Timeline photos
There was a major homeless law change in Los Angeles yesterday where over 66,000 people live without a home.
You can now not put a tent within 500 feet of a school anywhere in LA. Overall, this will make about 20% of the land not accessible to tents. And in some areas it could be close to 50%.
I need to be clear: MY OPINIONS ARE JUST ONE ASPECT OF ALL THIS. But as a person who has "illegally" (according to the law department of Akron) sheltered 100s of homeless people over the years, I feel like I have a certain perspective on this that's interesting.
I am the triage shelter guy. I don't really care where a person can take shelter as long as they can take shelter somewhere. A drain pipe is fine with me if they are actually allowed to shelter in it.

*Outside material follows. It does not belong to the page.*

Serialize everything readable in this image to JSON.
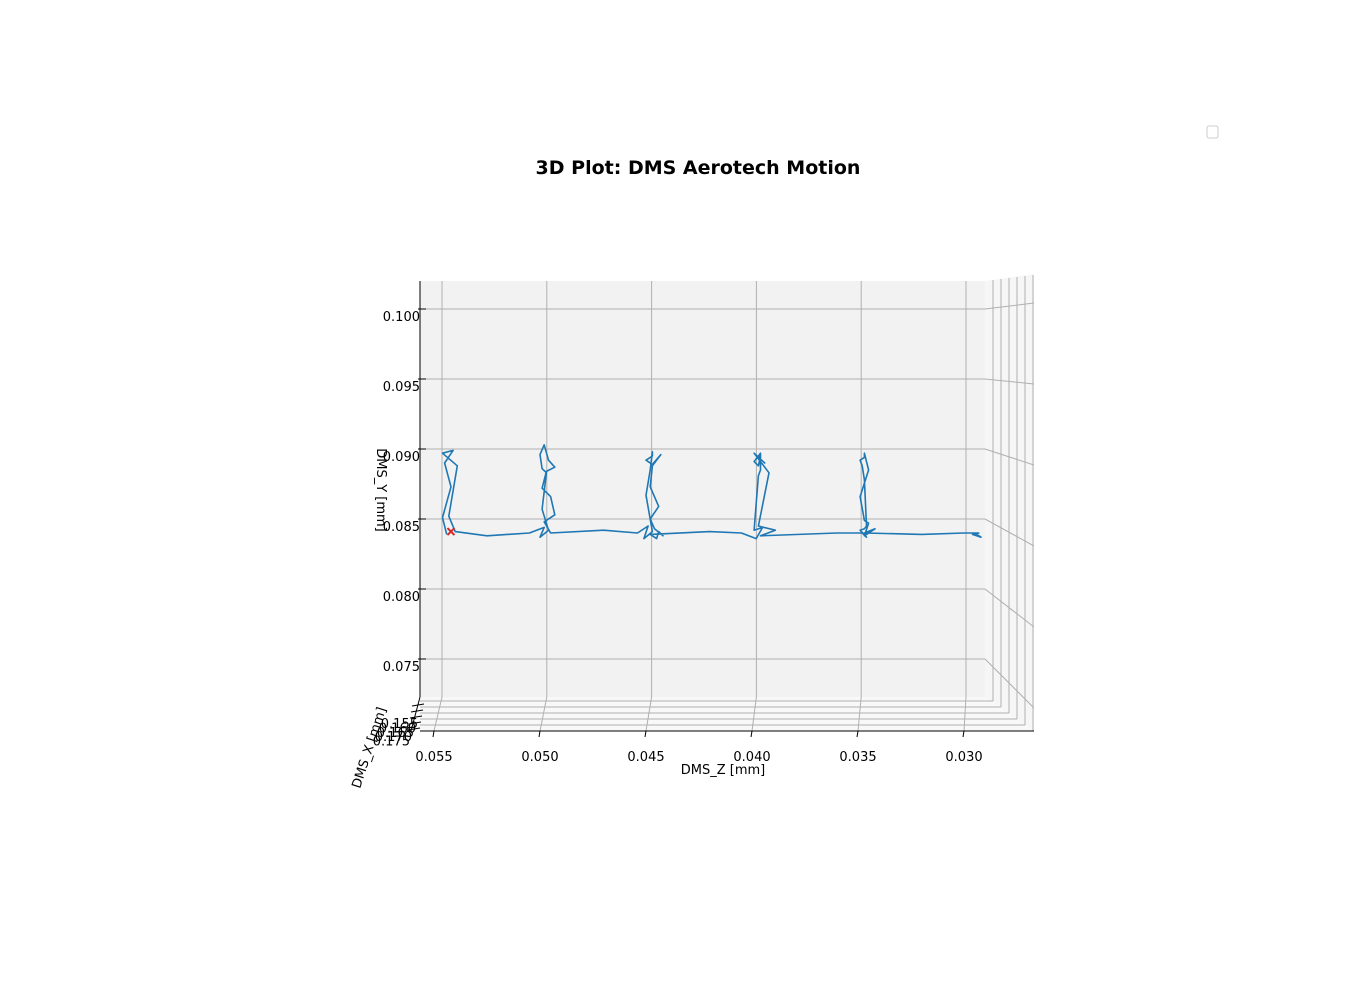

Do we need more affordable housing. FUCK YES! There are millions of people on disability and social security who get a little over $800/month. They need housing that costs about $300/month that includes all utilities. I see no plan in place to make that meaningfully available at the scale needed in any city anywhere in America.
My focus is where a person is going to sleep tonight. We need both activists. Long-term strategies and short-term strategies.
ALL THIS IS TO SAY: I'm fine with making certain places off limits to sleep IF IF IF there is someplace else nearby to go where a person can bring their pets and their partners and a "reasonable" amount of belongings (I don't know what "reasonable" is exactly. But hoarding is a real issue in the homeless community. So it needs to be a topic that is discussed. I usually only let people have one 8 man tent and everything has to fit inside it except for a couple chairs and a bicycle.)
I don't like this whole free-range camping idea. It's chaos on so many levels. I am a huge advocate for designated camping areas. Then, sure, make every place else off limits.
But even this is going to be problematic. There are going to be people that get kicked out of one camp and then they need another camp to go to. Eventually, if a person is so problematic they need to either go to jail because they are too violent and dangerous or, ideally, they would go to a psych hospital (that no longer exists) where they could be treated for their severe mental illness.
Extremely dangerous, mentally ill people absolutely exist and need a plan in this ecosystem. But the bigger day-to-day problem is theft. There is constant theft in the homeless community by other homeless people. These people destroy an already delicate fabric of community for homeless people. Personally, my idea is to give them a 10x10 dog kennel on the outside of the fenced-in homeless camp so they can still get services and they can keep their own possessions locked up. But they are no longer easily stealing from the rest of the community. The seriously mentally ill homeless people would end up in these "units" as well because we have nothing else for them in society until they commit of very serious violent crime.
I know there are people in the homeless advocacy world that probably think this is just going to make it so cities don't actually have to provide real housing for these people. So, instead, we should do nothing until every single human gets a free house.
This plan is just not realistic. And these idealists are then using homeless people as their pawns who suffering needlessly on the streets in hopes that it will inspire politicians to act. Well guess what: they don't give a shit if people are freezing to death on their streets. They simply demonize homeless people as dangerous drug addicts (like this do to every subset of society they hate) and the general population just takes their word for it.
Am I creating slums with my plans? For sure. But you should meet people in a tent community that is well run. They have leadership roles and they are surrounded by people who understand them and treat them respectfully. These "slums" become some of the most beautiful communities I've ever had the blessing to be part of.
We need something now. My idea can happen TONIGHT. It gives people shelter and safety immediately. And how fucking dare you liberal-elitist-snobs tell poor people how they should and shouldn't live.
People usually get tired of living in a tent community and they move on. And then they go through all the complicated hoops of housing authorities to make it happen. Until then, let people make their own communities in tent villages and rebuild their lives on their own terms.